CARLOS DE OLIVEIRA (1921-1981): ITINERÁRIO DE UM GRANDE ESCRITOR. NO 1.º CENTENÁRIO DO NASCIMENTO – por MANUEL SIMÕES

(1921 – 1981)

 

Carlos Alberto Serra de Oliveira nasceu acidentalmente em Belém, Brasil, em 10 de Agosto de 1921, de pais portugueses que, dois anos depois, regressaram a Portugal. O pai, médico, fixou-se com a família em Febres-Cantanhede, e entre esta vila e Coimbra o futuro escritor viria a cumprir a sua formação, licenciando-se em Ciências Histórico-Filosóficas em 1947. A sua estreia literária advém bem cedo, em 1937, aos 16 anos, com três contos e um poema publicados no volume Cabeças de barro, em colaboração com Artur Varela e Fernando Namora. Alguns anos depois verifica-se a sua primeira e autónoma apresentação pública com o volume de poemas, Turismo (1942, 7.º vol. da mítica colecção de poesia Novo Cancioneiro) e com o romance Casa na Duna (1943). Participou na renovação da revista Vértice (1.ª série), de cuja redacção fez parte de 1945 a 1948, e entretanto publica os livros de poemas Mãe Pobre  (1945), Colheita Perdida (1948) e Descida aos Infernos (1949).

Transfere-se para Lisboa em 1950 e aqui continua a actividade de crítico, de prosador e de poeta. Publica, em seguida, os seguintes livros de poesia: Terra de Harmonia (1950), Cantata (1960), Sobre o Lado Esquerdo (1968, com o qual revoluciona a poesia portuguesa), Micropaisagem (1968) e Entre Duas Memórias (1971), depois reunidos nos dois volumes de Trabalho Poético (Ed. Sá da Costa). Eis o magnífico texto, em prosa poética,  que justifica o título de Sobre o Lado Esquerdo:

«De vez em quando a insónia vibra com a nitidez dos sinos, dos cristais. E então, das duas uma: partem-se ou não se partem as cordas tensas da sua harpa insuportável. No segundo caso, o homem que não dorme pensa: “o melhor é voltar-me para o lado esquerdo e assim, deslocando todo o peso do sangue sobre a metade mais gasta do meu corpo, esmagar o coração”».

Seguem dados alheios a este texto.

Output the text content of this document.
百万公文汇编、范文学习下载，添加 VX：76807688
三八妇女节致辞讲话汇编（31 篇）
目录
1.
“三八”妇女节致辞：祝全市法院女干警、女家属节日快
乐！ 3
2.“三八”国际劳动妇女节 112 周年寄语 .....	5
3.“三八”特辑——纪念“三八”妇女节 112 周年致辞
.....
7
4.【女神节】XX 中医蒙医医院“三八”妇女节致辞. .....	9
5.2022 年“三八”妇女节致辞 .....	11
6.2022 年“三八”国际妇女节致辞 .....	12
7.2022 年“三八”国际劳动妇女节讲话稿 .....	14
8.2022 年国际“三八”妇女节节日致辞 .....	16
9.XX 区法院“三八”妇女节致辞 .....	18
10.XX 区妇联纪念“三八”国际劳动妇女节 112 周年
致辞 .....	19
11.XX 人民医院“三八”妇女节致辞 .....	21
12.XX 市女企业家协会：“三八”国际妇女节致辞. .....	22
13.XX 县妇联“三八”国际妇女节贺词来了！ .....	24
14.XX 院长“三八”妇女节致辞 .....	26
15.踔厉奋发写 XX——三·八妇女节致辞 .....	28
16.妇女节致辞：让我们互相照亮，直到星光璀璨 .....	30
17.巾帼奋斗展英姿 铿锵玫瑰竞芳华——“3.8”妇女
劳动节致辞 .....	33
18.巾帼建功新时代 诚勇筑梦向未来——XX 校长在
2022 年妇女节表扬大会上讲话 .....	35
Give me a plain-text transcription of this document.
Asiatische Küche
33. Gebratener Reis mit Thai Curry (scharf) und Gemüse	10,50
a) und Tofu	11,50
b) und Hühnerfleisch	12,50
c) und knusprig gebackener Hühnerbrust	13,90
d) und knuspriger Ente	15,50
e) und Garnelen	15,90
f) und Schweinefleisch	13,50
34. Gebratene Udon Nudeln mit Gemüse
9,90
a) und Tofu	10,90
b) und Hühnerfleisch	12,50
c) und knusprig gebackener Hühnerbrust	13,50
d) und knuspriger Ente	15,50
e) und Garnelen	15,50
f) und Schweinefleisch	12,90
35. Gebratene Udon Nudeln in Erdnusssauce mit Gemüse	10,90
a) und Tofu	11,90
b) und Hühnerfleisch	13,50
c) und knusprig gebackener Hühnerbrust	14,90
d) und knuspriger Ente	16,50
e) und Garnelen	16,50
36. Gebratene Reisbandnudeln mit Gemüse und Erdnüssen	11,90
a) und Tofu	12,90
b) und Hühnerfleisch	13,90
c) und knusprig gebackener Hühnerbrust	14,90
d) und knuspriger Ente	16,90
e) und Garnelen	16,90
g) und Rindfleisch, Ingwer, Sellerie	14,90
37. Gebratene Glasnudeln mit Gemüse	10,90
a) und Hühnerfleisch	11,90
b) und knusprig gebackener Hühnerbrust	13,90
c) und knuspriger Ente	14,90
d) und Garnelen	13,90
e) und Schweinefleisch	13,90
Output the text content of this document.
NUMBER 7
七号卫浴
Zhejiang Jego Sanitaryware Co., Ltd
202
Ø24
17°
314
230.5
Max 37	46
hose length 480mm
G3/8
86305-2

E como exemplo da magnífica oficina poética de Carlos de Oliveira, transcreve-se também o segmento X (o último) do poema “Descrição da guerra em Guernica” (Entre Duas Memórias), onde, no rigor geométrico do discurso, se observa uma meticulosa e solidária relação dialéctica entre o texto, o terrível episódio da guerra, e o quadro de Picasso, agora numa escrita em que se “visualizam” as imagens da pintura:

                        O incêndio desce;

                        do canto superior direito;

                        sobre os sótãos,

                        os degraus das escadas

                        a oscilar;

                        hélices, vibrações, percutem os alicerces;

                        e o fogo, veloz agora, fende-os, desmorona

                        toda a arquitectura;

                        as paredes áridas desabam

                        mas o seu desenho

                        sobrevive no ar; sustém-no

                        a terceira mulher; a última; com os braços

                        erguidos; com o suor da estrela

                        tatuada na testa.

 

Como romancista, depois de Casa na Duna, há que referir Alcateia (1944), Pequenos Burgueses (1948), Uma Abelha na Chuva (1953), texto que está na base do filme com o mesmo título, realizado por Fernando Lopes. E ainda Finisterra (1978), já fora da tetralogia que se ocupou da evolução das classes sociais em confronto, numa sociedade marcada ainda por resquícios de uma organização senhorial já obsoleta.

E como prosador, Carlos de Oliveira legou-nos ainda o extraordinário livro, misto de crónicas, memórias, críticas literárias, teoria literária, que tem como título O Aprendiz de Feiticeiro (1971), obra imprescindível para descodificar a sua excepcional produção literária.

A obra de Carlos de Oliveira (prosa e poesia), entre outras edições esgotadas e que talvez se encontrem em alfarrabistas, foi há anos publicada num só volume pela Ed. Caminho, provavelmente também esgotada. Creio que está hoje disponível integralmente apenas em edição da Assírio & Alvim.